É claro que a realidade do streaming nem sempre correspondeu às suas promessas. Em vez de explorar o potencial diversificado de formatação, os algoritmos de streaming os trancaram cada vez mais em padrões distintos. Talvez você tenha observado que todo empreendimento documental da Netflix se tornou arbitrariamente uma série documental com exatamente três episódios cada. Da mesma forma, outros serviços de streaming escolheram arbitrariamente uma contagem de episódios para dramas (oito para títulos do Prime Video e 10 ou 13 para ofertas do Hulu) e os mantiveram. Nada disso é para mencionar o fenômeno frustrante dos horários de lançamento descuidados às 3 da manhã, horário do leste dos EUA, que roubam das propriedades qualquer sensação de excitação.

Mas mesmo quando o streaming está no seu pior nível algorítmico, ele carrega consigo o potencial de se tornar o lar de uma história que, de outra forma, não teria lar. E isso parece ser precisamente o que aconteceu com Cem Anos de Solidão. Esta série de duas temporadas e 16 episódios não é apenas uma conquista técnica e criativamente impressionante, mas também é difícil imaginar como ela poderia ter existido em qualquer outro contexto.

Não existe uma versão de Cem Anos de Solidão filme que funciona. Qualquer redução de tempo na obra-prima de Márquez seria criminosa. Da mesma forma, uma apresentação de minissérie mais convencional em uma rede também seria infrutífera.
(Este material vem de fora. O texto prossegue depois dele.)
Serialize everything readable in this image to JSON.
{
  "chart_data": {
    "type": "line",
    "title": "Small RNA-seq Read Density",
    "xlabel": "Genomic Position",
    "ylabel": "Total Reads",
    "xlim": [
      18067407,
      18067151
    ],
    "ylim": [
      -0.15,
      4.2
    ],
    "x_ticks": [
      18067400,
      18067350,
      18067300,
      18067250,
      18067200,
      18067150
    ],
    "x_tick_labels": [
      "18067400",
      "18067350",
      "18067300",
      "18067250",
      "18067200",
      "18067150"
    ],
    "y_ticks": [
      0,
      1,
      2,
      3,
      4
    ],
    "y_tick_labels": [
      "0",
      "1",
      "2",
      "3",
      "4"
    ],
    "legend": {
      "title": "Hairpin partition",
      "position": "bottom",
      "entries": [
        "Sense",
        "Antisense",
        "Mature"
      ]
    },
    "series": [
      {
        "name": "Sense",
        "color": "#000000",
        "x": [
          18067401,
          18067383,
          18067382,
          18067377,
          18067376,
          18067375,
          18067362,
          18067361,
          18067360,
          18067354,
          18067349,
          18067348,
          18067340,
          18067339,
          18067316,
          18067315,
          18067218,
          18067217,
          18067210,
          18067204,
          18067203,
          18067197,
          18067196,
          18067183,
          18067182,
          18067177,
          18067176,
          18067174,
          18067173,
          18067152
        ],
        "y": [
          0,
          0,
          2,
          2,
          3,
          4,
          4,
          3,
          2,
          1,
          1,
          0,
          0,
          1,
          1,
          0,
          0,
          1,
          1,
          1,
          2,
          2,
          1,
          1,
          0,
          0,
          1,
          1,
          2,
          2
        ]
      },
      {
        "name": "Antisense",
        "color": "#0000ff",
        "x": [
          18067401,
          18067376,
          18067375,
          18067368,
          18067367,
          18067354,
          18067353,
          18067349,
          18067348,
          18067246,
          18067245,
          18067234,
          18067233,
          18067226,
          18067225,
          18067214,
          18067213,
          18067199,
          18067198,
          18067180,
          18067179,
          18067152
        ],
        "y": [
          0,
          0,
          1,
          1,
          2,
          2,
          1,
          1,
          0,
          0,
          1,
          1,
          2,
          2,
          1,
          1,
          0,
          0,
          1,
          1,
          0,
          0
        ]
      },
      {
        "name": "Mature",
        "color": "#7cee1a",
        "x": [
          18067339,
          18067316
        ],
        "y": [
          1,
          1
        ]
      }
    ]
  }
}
O texto de Márquez é maravilhosamente resistente a narrativas e cronogramas sensatos. O tempo acelera ou desacelera conforme necessário em Macondo, com as páginas finais do romance parecendo que ocorrem em um instante. Um título de streaming de 16 episódios que opera tanto episodicamente quanto em série tem muito mais espaço de manobra para fazer funcionar essa sensação de deslocamento temporal.

É claro que nenhuma das vantagens do streaming importaria se o Netflix Cem Anos de Solidão não eram igualmente proficientes tecnicamente e respeitadores da visão original de Márquez. Felizmente, este título é ambos. A série foi filmada em colaboração com a família do escritor, que vendeu os direitos à Netflix em 2019. Foi filmada exclusivamente na Colômbia, com atores colombianos, e em espanhol. Os acontecimentos da série aproximam-se o mais possível do romance, o que nem sempre é o passo certo para uma adaptação, mas é sem dúvida o único caminho a seguir nesta.

Como uma adaptação de um texto amado, mas um tanto inescrutável, Cem Anos de Solidão é improvável que seja um grande sucesso para a Netflix – embora seja engraçado imaginar a reprodução automática de um assinante desavisado continuando no programa depois The Great British Baking Show: feriados embrulhos. E, de fato, a Netflix pode acabar perdendo dinheiro com o empreendimento, dependendo de como medem as visualizações em relação às novas assinaturas. Mas essas são apenas as enfadonhas preocupações financeiras que ajudaram a transformar o streaming em uma massa de lama de conteúdo cinza em primeiro lugar.

Cem Anos de Solidão é um bom programa de TV. Seu valor real para a cultura é um pouco mais complexo do que isso. A série é uma cara exposição televisiva em um museu de um dos romances mais importantes do mundo ocidental. O verdadeiro milagre de Macondo não é que as pessoas às vezes vão embora, é que um serviço de streaming guardou seus balanços e gráficos de linhas por tempo suficiente para deixar escapar uma obra de arte decadente e delicada. Se não tivesse, Cem Anos de Solidão não poderia ter vivido em outro lugar.

Todos os oito episódios da primeira temporada de Cem Anos de Solidão estão disponíveis para transmissão na Netflix agora. A 2ª temporada foi filmada, mas ainda não tem data de lançamento.